Doctors say they will have to close entire clinics if people infect them or their staff.
Healthline staff took 2200 calls yesterday about coronavirus.
The phones are being answered 24-7, but some people are not heeding the advice to call.
An Auckland woman who tested positive for Covid-19 on Tuesday night after getting a swab from her GP had walked into the clinic and did not call ahead.
She also took domestic flights to and from Palmerston North before her case was confirmed.
Medical Association chair Kate Baddock said the woman did almost everything wrong in getting treatment.
"We all need to be very, very thoughtful about where we've been, who we've been in contact with, what symptoms we have and not just turn up to medical centres."
Dr Baddock said the risk to medical centre staff and other patients was huge.
"If a practice gets contaminated because somebody comes in with coronavirus and precautions aren't taken because they are at risk and haven't identified themselves as a risk to the practice, then there is a risk that every single person they've been in touch with may need to stand down for two weeks.
"A practice just has to close down and that's an incredibly costly thing to have to do in terms of healthcare."

Rural doctors are preparing to treat people in their cars to limit any possible spread of the illness.

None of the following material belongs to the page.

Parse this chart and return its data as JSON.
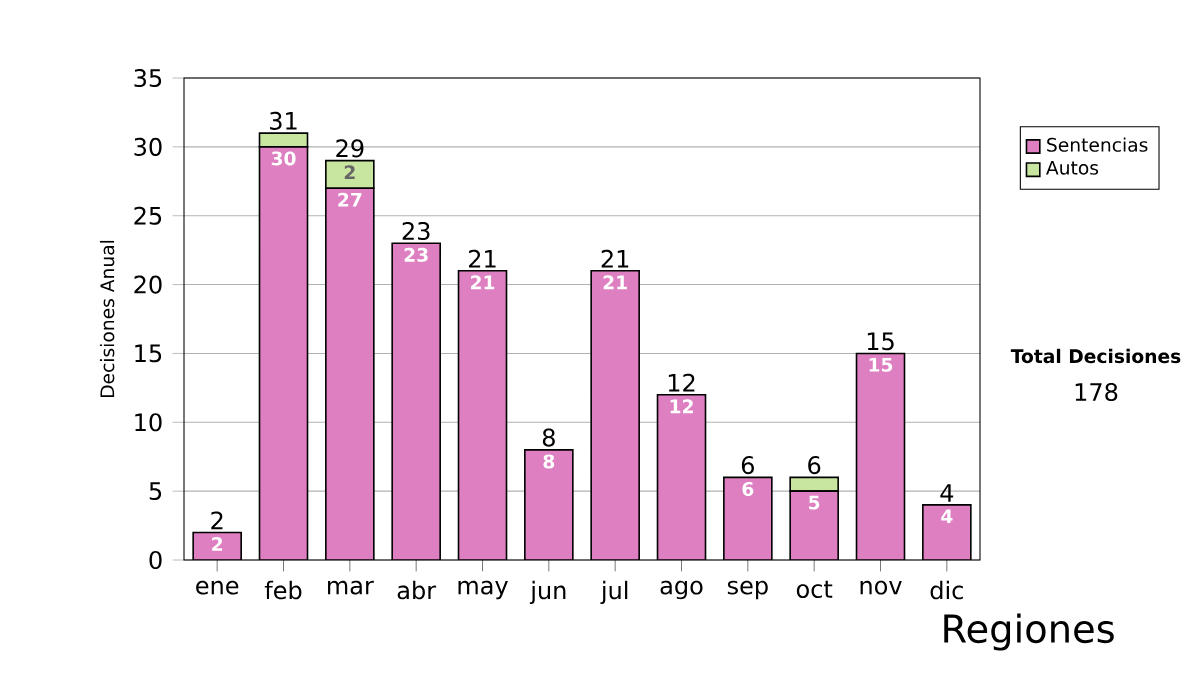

Rural General Practice Network chair Dr Fiona Bolden said: "We try and triage people before they come in the door. We really don't want them coming into the practice and contaminating other people.
"So we will do as we had to do during the measles outbreak - try and see people in their cars and examine them there and make some kind of clinical decision on them from there."
Hamilton GP Rebekah Doran said her practice was looking at virtual consultations. She said a Skype-type of consultation would give doctors the chance to get a virtual assessment of how patients were breathing and how unwell they were looking, so it offered the chance for a better diagnosis than a phone conversation.
Patients who were very unwell would still need to come into the practice so doctors could take their temperatures and oxygen levels, Dr Dorren said.
Royal College of Practitioners medical director Dr Bryan Betty, said while he could understand people's concerns about coronavirus, it was important to keep things in perspective.
"Eighty to 90 percent of people who overseas get coronavirus get better - they recover. They get a mild to moderate cold flu-type illness.
"A lot of people get very few symptoms at all and on the whole they do get better so on the whole while people are anxious they need to be reassured by that fact."